Pakistan Stock Exchange (PSX) benchmark KSE-100 shares index gained 0.81 percent or 322.31 points to close at 40,279.38 points, whereas KSE-30 shares index followed suit with a high of 1.24 percent or 237.63 points to end at 19,454.34 points.

Of 337 active scrips, 141 moved up, 165 retreated, and 31 remained unchanged.

The ready market volumes stood at 132.089 million shares against 94.392 million shares in the previous session. Madiha Javed, head of research at Ismail Iqbal Securities, said the market opened on a negative note but the trend reversed as the session progressed towards midday.

Investors were buoyed by the corporate results with a few large caps reporting their financials happenings.

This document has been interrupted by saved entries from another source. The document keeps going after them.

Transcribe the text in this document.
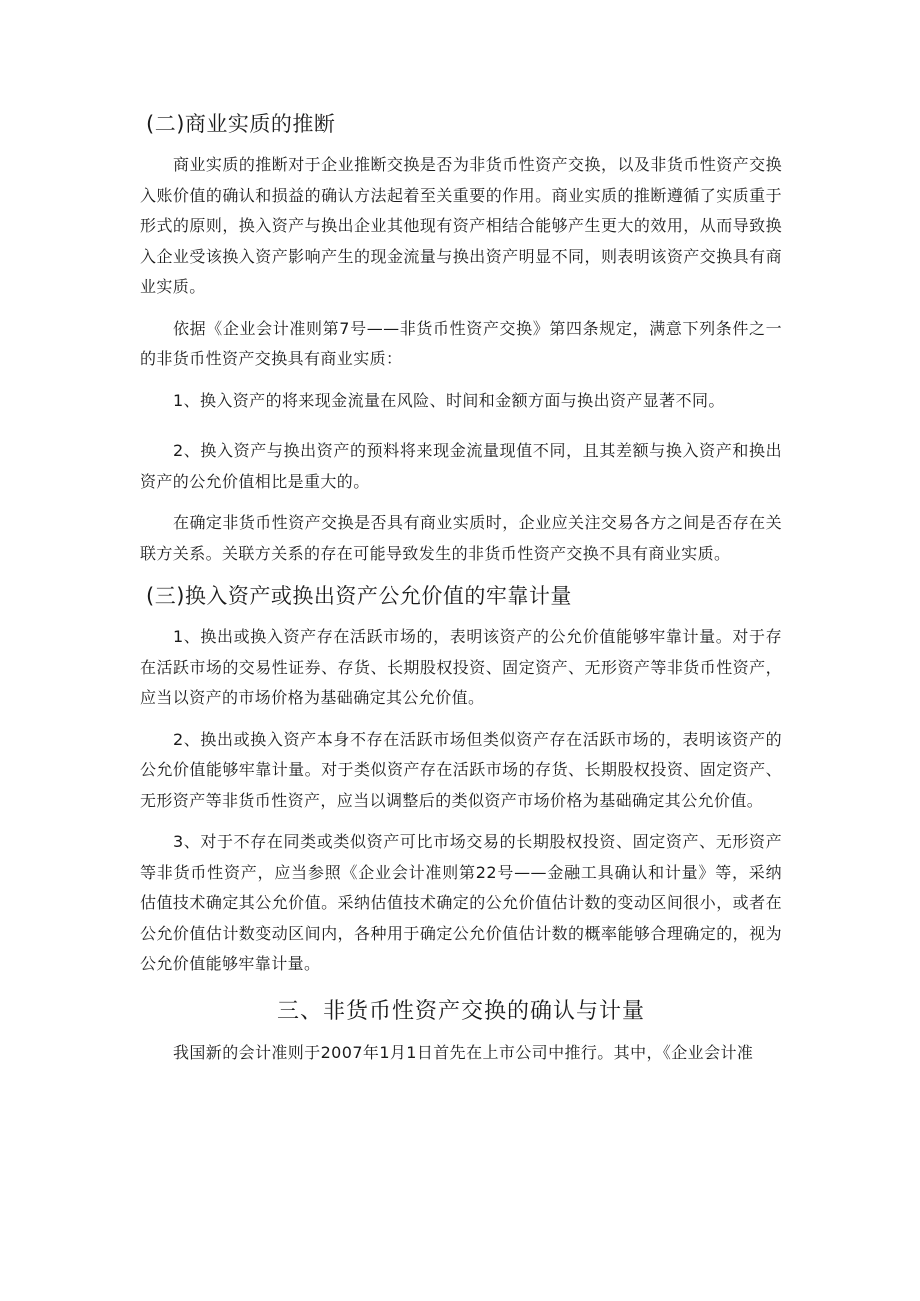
(二)商业实质的推断

商业实质的推断对于企业推断交换是否为非货币性资产交换，以及非货币性资产交换入账价值的确认和损益的确认方法起着至关重要的作用。商业实质的推断遵循了实质重于形式的原则，换入资产与换出企业其他现有资产相结合能够产生更大的效用，从而导致换入企业受该换入资产影响产生的现金流量与换出资产明显不同，则表明该资产交换具有商业实质。

依据《企业会计准则第7号——非货币性资产交换》第四条规定，满意下列条件之一的非货币性资产交换具有商业实质：

1、换入资产的将来现金流量在风险、时间和金额方面与换出资产显著不同。

2、换入资产与换出资产的预料将来现金流量现值不同，且其差额与换入资产和换出资产的公允价值相比是重大的。

在确定非货币性资产交换是否具有商业实质时，企业应关注交易各方之间是否存在关联方关系。关联方关系的存在可能导致发生的非货币性资产交换不具有商业实质。

(三)换入资产或换出资产公允价值的牢靠计量

1、换出或换入资产存在活跃市场的，表明该资产的公允价值能够牢靠计量。对于存在活跃市场的交易性证券、存货、长期股权投资、固定资产、无形资产等非货币性资产，应当以资产的市场价格为基础确定其公允价值。

2、换出或换入资产本身不存在活跃市场但类似资产存在活跃市场的，表明该资产的公允价值能够牢靠计量。对于类似资产存在活跃市场的存货、长期股权投资、固定资产、无形资产等非货币性资产，应当以调整后的类似资产市场价格为基础确定其公允价值。

3、对于不存在同类或类似资产可比市场交易的长期股权投资、固定资产、无形资产等非货币性资产，应当参照《企业会计准则第22号——金融工具确认和计量》等，采纳估值技术确定其公允价值。采纳估值技术确定的公允价值估计数的变动区间很小，或者在公允价值估计数变动区间内，各种用于确定公允价值估计数的概率能够合理确定的，视为公允价值能够牢靠计量。

三、非货币性资产交换的确认与计量

我国新的会计准则于2007年1月1日首先在上市公司中推行。其中，《企业会计准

Banking sector got a leg up from United Bank Limited, whose earnings beat expectations, while earnings reports of Mari Petroleum and Engro also gave a push to the market.

According to a leading analyst, initial trading showed weakness following the arrival of the fiscal numbers for the six months ended December 31, 2018, which showed fiscal deficit amounted to 2.7 percent of the national gross domestic product (GDP). These numbers revealed that the ground realities have not yet changed as claimed by the government and the deficit was likely to balloon beyond 6.6 percent of the GDP by the year-end, the analyst added.

However, the rally triggered before the close of the market following announcement of financial results of some the key and leading companies which helped turn the tables.

Moreover, some are also betting on the upcoming results to further improve the sentiment.

The one positive portent for the market was that it has been getting a support below 40000 points level, which hints that following some big positive development a fresh positive rally is likely to ensue.

The highest gainers were Colgate Palmolive, up Rs50.00 to close at Rs2050.00/share, and Mari Petroleum, up Rs27.48 to finish at Rs1301.75/share. Companies that booked highest losses were Wyeth Pakistan Limited, down Rs22.67 to close at Rs1104.33/share, and ICI Pakistan, down Rs22.42 to close at Rs695.42/share.

Bank of Punjab recorded the highest volumes with a turnover of 7.558 million shares. The bank’s scrip gained Rs0.28 to close at Rs13.59/share.

The lowest volumes were witnessed in Pakistan International Bulk recording a turnover of 17.825 billion shares, whereas the scrip lost Rs0.77 to end at Rs11.27/share.